The Blue House, where she was born and died, is now a museum and one of Mexico City’s top attractions. But her bathroom was sealed on her death on orders from her husband. Opened half a century later, its contents are currently on display at the V&A.

Why did Diego Rivera exclude her bathroom when allowing the rest of the Blue House to become a museum? Perhaps he couldn’t bear anyone, including himself, to go into her private space and inspect her secrets? The cardboard box of Demerol, essential opiates for a lifetime of pain; the Ebony eyebrow pencil she used on her famous monobrow; the corsets painted with communist symbols that held her crushed spine together; her red lipsticks and red leg; and the big bottle of Shalimar are strangely moving.

Do material objects retain the essence of their owners? Did the Shalimar witness rows between the husband and wife?

Kahlo dressed in traditional Mexican costumes to show solidarity with the peasant class she wasn’t born into, and to hide her deformities. Maybe she just liked the parrot colors and dramatic Resplendors?

The glass cases of her Tehuana costumes didn’t interest me as much as the mutilated photographs found in her bathroom. Sometimes her own face is missing from the picture. Sometimes the faces of others are amputated from the frames like the gangrene cut out of her withered leg.

Kahlo cut off the front of her shoe when her toes rotted. I felt compelled to avert my eyes from this mutilated shoe; simultaneously moving closer, practically sniffing it. You can almost smell her Everything’s Rosy nail varnish and matching lipstick.

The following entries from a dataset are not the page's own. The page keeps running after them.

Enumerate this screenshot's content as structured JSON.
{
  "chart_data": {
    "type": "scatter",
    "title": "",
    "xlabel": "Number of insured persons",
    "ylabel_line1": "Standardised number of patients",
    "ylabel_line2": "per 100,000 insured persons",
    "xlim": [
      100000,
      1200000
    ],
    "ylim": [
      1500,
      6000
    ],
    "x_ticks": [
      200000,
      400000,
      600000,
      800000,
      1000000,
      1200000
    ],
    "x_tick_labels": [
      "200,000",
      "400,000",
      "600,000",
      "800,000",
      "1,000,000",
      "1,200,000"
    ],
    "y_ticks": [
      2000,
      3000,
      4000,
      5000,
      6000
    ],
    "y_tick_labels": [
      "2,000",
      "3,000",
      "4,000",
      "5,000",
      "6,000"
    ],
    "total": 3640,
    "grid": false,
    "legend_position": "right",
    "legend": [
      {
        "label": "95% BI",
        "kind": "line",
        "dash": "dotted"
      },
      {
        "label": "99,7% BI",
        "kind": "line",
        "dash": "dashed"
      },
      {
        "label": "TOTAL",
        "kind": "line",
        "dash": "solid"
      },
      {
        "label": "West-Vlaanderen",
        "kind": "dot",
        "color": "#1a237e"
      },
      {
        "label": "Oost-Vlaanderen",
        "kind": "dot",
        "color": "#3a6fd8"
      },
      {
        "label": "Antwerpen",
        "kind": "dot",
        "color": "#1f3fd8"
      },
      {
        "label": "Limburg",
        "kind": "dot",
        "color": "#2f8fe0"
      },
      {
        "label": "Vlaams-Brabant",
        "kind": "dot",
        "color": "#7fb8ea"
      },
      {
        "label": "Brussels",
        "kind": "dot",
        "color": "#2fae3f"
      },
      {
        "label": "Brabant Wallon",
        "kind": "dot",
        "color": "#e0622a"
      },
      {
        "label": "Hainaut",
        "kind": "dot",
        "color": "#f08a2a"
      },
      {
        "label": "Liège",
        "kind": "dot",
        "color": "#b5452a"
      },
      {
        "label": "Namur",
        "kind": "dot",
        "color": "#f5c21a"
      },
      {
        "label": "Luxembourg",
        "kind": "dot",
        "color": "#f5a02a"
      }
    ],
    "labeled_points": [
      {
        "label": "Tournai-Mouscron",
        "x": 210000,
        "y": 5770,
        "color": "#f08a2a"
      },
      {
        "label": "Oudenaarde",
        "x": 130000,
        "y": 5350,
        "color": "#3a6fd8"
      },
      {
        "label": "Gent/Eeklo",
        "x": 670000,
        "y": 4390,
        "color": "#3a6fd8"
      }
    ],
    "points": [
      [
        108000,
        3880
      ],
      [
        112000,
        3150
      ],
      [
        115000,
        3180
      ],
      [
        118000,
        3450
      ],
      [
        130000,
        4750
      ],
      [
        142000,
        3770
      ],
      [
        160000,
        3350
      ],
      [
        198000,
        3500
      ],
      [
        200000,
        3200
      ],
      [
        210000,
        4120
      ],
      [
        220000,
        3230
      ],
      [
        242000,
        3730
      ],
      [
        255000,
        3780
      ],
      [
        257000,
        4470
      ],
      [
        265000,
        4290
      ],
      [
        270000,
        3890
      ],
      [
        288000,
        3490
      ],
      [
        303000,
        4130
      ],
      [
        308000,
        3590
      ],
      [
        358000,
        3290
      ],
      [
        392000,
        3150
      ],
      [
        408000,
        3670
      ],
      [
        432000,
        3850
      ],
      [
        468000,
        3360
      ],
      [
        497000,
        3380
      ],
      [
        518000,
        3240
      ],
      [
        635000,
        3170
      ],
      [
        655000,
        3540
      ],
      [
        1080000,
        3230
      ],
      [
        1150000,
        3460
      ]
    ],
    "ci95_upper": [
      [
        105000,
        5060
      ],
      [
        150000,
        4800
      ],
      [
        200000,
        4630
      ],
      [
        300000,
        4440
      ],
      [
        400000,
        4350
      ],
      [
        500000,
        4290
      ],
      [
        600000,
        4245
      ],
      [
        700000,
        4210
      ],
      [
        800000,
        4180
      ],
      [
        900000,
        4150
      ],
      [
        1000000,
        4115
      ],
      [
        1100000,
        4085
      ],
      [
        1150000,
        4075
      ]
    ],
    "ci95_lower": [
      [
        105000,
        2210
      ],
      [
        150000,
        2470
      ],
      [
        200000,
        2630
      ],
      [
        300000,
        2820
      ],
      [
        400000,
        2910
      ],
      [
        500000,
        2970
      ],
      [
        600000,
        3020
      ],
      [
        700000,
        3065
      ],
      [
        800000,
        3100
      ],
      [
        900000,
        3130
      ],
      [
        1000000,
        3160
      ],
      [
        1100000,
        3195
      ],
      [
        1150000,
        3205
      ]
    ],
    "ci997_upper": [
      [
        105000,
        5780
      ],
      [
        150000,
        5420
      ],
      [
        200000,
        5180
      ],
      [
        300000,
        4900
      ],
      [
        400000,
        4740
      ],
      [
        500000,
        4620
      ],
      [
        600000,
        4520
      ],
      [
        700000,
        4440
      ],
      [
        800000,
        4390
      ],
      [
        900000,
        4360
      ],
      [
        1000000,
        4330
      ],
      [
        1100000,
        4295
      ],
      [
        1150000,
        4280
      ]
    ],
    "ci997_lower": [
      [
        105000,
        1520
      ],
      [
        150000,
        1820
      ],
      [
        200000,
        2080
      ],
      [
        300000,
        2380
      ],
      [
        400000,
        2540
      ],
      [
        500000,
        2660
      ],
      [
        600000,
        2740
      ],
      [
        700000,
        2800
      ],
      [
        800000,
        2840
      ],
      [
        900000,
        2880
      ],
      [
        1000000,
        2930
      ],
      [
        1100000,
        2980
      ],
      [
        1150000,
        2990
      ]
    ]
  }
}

Red was her color. The color of life, blood, communism. Her scarlet prosthetic leg stretching out of a red leather boot, decorated with bows and dragons and bells, is the star of this show. As her surrealist friend Andre Breton said, “The art of Frida Kahlo is a ribbon around a bomb.”

The contents of your bathroom perhaps reveal more than your diary. Beauty products, medicine, decapitated photographs are physical evidence of vanity, need, despair. My own bathroom is sacred; the manservant isn’t even allowed to clean it. Sometimes in the middle of the night, when I catch sight of myself in the gloom of the mirror, I think it’s my evil twin standing behind me.

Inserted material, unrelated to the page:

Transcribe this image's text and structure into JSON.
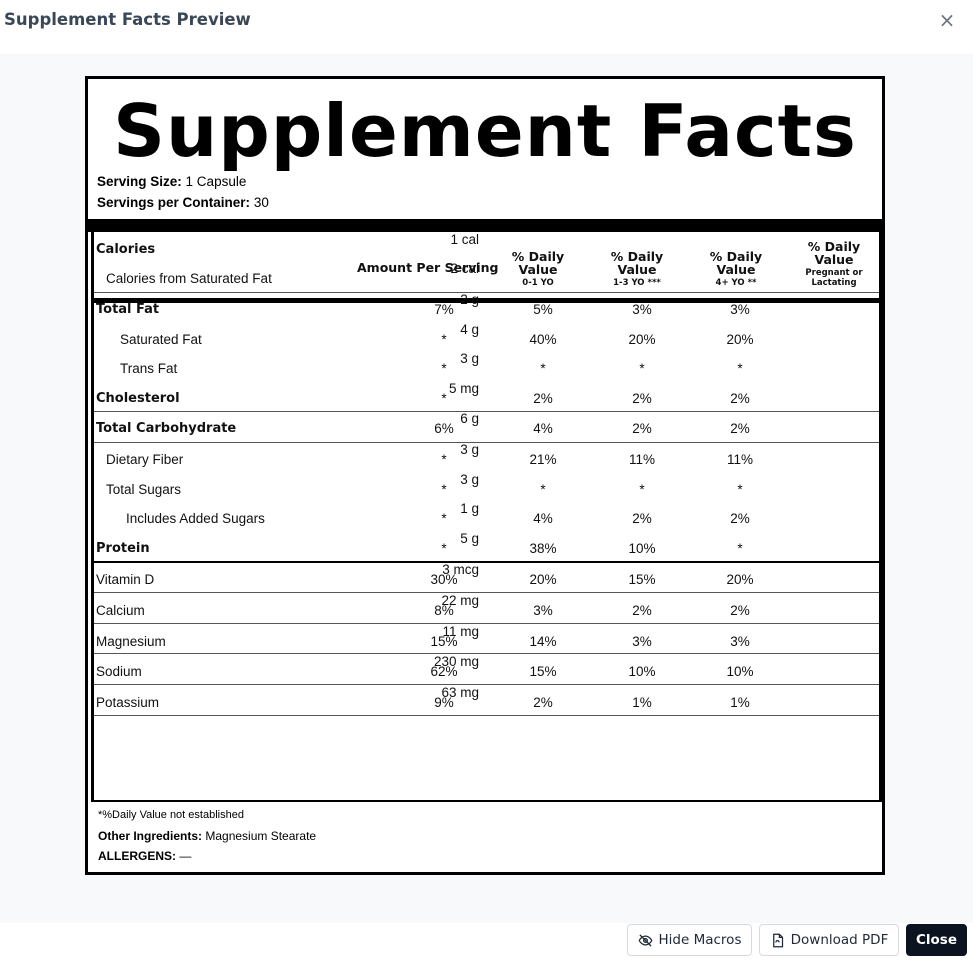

I’ve always preferred snooping in bathrooms, trying other peoples’ products even though they tend to make me sneeze. So many bathrooms contain petrochemicals and potions scented with bergamot, a common allergen. Back last century, when Maddie took me “visiting,” she would tell me to take a look in the closet. What am I looking for? Anything interesting. If you get caught, just say you got lost on your way to the bathroom.

My tubercular toe, more accurate than the weather forecast, throbs before a thunderstorm and I become aware of it, peeping out of my vintage Manolos, as I leave Frida’s lipsticks behind in the V&A and walk home to Soho. As the thunderstorm starts, I can hear Kahlo saying, “I tried to drown my sorrows. But the bastards learned to swim.”